引用:写真AC
読者の投書を巡り沖縄タイムスが謝罪。亡くなった生徒の声を勝手に代弁し抗議活動に利用した内容に怒りの声
ゴールデンウィークの喧騒のなか、一つの新聞社が発表したおわびが波紋を広げています。沖縄タイムスは、五月一日付の紙面に掲載した読者投稿の内容に不適切な表現があったとして、三日付の紙面で謝罪しました。
問題となったのは、三月に辺野古沖で発生したボート転覆事故に関する投稿です。この事故では、研修旅行中だった同志社国際高校の武石知華さんと船長の男性が亡くなるという、痛ましい悲劇が起きました。

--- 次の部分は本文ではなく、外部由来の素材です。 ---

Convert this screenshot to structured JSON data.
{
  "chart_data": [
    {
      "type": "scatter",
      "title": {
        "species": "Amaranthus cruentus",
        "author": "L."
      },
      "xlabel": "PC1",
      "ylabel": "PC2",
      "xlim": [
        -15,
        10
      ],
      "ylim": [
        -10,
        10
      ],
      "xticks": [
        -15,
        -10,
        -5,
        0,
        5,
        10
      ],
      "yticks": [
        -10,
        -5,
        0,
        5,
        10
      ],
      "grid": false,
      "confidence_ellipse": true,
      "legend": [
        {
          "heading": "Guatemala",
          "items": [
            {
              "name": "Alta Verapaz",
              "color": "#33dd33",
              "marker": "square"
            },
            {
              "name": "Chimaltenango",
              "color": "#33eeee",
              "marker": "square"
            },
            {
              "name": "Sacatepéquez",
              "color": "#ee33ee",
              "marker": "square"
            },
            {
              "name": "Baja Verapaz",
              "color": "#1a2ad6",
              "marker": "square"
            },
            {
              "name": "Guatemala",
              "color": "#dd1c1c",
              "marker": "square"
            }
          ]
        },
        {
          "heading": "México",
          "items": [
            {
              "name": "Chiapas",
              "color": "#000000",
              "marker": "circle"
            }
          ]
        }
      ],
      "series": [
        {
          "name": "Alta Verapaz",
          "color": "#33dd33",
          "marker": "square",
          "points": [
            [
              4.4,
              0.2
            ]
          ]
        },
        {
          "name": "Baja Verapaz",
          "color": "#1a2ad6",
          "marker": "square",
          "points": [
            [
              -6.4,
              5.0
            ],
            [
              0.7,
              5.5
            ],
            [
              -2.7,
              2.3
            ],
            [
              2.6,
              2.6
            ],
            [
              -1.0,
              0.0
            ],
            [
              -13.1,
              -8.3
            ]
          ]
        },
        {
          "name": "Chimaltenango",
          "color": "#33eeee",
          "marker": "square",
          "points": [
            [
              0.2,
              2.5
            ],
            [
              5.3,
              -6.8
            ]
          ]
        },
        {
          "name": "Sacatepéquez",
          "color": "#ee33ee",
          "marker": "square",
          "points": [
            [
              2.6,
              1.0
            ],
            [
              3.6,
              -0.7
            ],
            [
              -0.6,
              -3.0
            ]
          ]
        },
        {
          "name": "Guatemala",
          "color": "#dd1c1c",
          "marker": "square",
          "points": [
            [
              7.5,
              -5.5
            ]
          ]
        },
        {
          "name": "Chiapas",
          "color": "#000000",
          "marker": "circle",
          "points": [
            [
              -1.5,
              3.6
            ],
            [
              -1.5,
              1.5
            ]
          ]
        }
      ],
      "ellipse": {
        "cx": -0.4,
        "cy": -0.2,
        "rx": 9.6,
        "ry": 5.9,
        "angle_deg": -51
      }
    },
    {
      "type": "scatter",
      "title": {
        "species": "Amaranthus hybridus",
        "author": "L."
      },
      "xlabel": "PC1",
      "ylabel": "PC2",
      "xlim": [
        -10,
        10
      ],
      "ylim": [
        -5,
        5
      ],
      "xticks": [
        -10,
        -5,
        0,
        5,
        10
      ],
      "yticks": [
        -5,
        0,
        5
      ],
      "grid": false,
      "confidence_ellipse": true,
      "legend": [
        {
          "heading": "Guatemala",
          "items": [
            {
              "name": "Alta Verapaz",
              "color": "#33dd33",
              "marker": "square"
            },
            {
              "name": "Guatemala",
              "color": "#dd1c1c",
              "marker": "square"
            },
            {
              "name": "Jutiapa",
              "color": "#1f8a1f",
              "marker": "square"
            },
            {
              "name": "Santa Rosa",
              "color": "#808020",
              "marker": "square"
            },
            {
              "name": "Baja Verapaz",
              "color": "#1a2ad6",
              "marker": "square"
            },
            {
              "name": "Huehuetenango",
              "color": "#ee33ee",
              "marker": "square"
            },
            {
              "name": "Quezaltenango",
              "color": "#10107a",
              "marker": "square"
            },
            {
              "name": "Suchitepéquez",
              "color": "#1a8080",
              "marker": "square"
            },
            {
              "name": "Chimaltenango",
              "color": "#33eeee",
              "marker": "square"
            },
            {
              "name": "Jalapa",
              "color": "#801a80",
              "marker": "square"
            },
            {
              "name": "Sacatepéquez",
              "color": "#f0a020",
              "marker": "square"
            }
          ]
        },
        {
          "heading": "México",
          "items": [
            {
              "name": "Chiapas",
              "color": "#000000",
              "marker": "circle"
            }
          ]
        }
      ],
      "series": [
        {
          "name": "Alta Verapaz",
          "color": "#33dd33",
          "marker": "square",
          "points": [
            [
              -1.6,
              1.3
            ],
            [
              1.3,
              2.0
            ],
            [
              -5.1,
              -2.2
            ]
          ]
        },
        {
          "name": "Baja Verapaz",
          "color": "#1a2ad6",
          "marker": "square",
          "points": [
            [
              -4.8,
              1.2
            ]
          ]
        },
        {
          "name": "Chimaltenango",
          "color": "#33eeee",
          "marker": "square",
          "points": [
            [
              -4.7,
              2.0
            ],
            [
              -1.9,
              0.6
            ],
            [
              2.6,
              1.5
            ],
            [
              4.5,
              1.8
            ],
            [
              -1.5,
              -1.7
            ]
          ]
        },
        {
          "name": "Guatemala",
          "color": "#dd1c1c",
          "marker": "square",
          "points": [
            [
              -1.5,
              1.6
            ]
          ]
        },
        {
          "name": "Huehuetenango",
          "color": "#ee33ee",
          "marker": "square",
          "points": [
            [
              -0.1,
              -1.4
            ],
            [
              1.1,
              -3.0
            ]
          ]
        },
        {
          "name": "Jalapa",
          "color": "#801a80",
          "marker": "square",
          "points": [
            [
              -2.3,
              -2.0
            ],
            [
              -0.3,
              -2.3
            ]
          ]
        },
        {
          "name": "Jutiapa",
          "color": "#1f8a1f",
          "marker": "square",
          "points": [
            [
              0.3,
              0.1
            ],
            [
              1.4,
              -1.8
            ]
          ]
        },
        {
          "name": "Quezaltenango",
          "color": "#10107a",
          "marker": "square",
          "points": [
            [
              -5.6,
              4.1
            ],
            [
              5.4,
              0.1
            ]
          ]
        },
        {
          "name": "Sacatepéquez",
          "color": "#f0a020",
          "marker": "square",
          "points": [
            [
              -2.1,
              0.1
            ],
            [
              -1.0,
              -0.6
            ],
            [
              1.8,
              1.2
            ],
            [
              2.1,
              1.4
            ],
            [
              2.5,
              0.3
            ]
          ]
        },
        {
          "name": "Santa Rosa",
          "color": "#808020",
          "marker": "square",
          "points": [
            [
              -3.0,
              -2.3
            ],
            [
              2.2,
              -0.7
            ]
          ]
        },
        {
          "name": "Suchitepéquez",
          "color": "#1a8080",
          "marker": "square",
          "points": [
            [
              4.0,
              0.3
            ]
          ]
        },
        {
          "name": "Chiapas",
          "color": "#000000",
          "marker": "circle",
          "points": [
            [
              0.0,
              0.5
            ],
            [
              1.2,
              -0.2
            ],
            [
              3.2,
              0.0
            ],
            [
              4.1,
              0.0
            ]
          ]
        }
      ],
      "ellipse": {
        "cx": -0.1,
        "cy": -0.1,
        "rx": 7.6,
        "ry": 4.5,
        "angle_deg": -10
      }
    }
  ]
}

投稿者は、SNS上での批判をデマだと切り捨てた上で、亡くなった二人が天国から『誹謗中傷にめげず、抗議活動を続けてほしい』と語りかけている、という趣旨の文章を綴りました。これに対し、ネット上では火がつくような勢いで批判が噴出。亡くなった方の遺志を勝手に断定し、特定の政治的主張に利用する姿勢に、多くの方が強い拒否感を抱いたようです。
SNSでの反応は苛烈を極めています。
『勝手に知華さんの代弁をするな』
『ご遺族に喧嘩売ってるとしか思えない』
『誰の判断でこんな投稿を載せたのか? 誰もおかしいと思わなかったのか?』
といった声が次々と上がり、リポスト数は瞬く間に数万件に達しました。
特に注目すべきは、同社の松田駿太記者が自身のSNSで声を上げたこと。松田氏は、遺族が抗議活動への賛同と受け取られることを拒んでいるなかでの掲載を、ありえないと断じました。社内からも再発防止を求める声が上がっていると明かしましたが、本来は紙面を作る段階で誰かが立ち止まるべき事案だったのではないでしょうか。
今回の騒動は、単なる確認漏れという言葉では片付けられない根深い問題を孕んでいるように感じられます。特定の思想を優先するあまり、個人の尊厳や遺族の心情という、報道機関として最も大切にすべき倫理観を置き去りにしてしまった。そんな不信感が、読者の間に広がっています。
寄せられたコメントの中には、発行部数の減少を指摘し、信頼低下が加速することを危惧する冷静な分析も見られました。事実、沖縄のメディアが抱える偏向性の問題を指摘する声は根強く、今回の件がその疑念を決定的なものにした可能性は否定できません。
平和を願う言葉が、皮肉にも最も非情な形で他者を傷つけてしまった今回の出来事。
沖縄タイムスには、形ばかりのおわびだけでなく、なぜこのような独善的な文章を載せてしまったのか、その組織体質を根本から見直す誠実な説明が求められているはずです。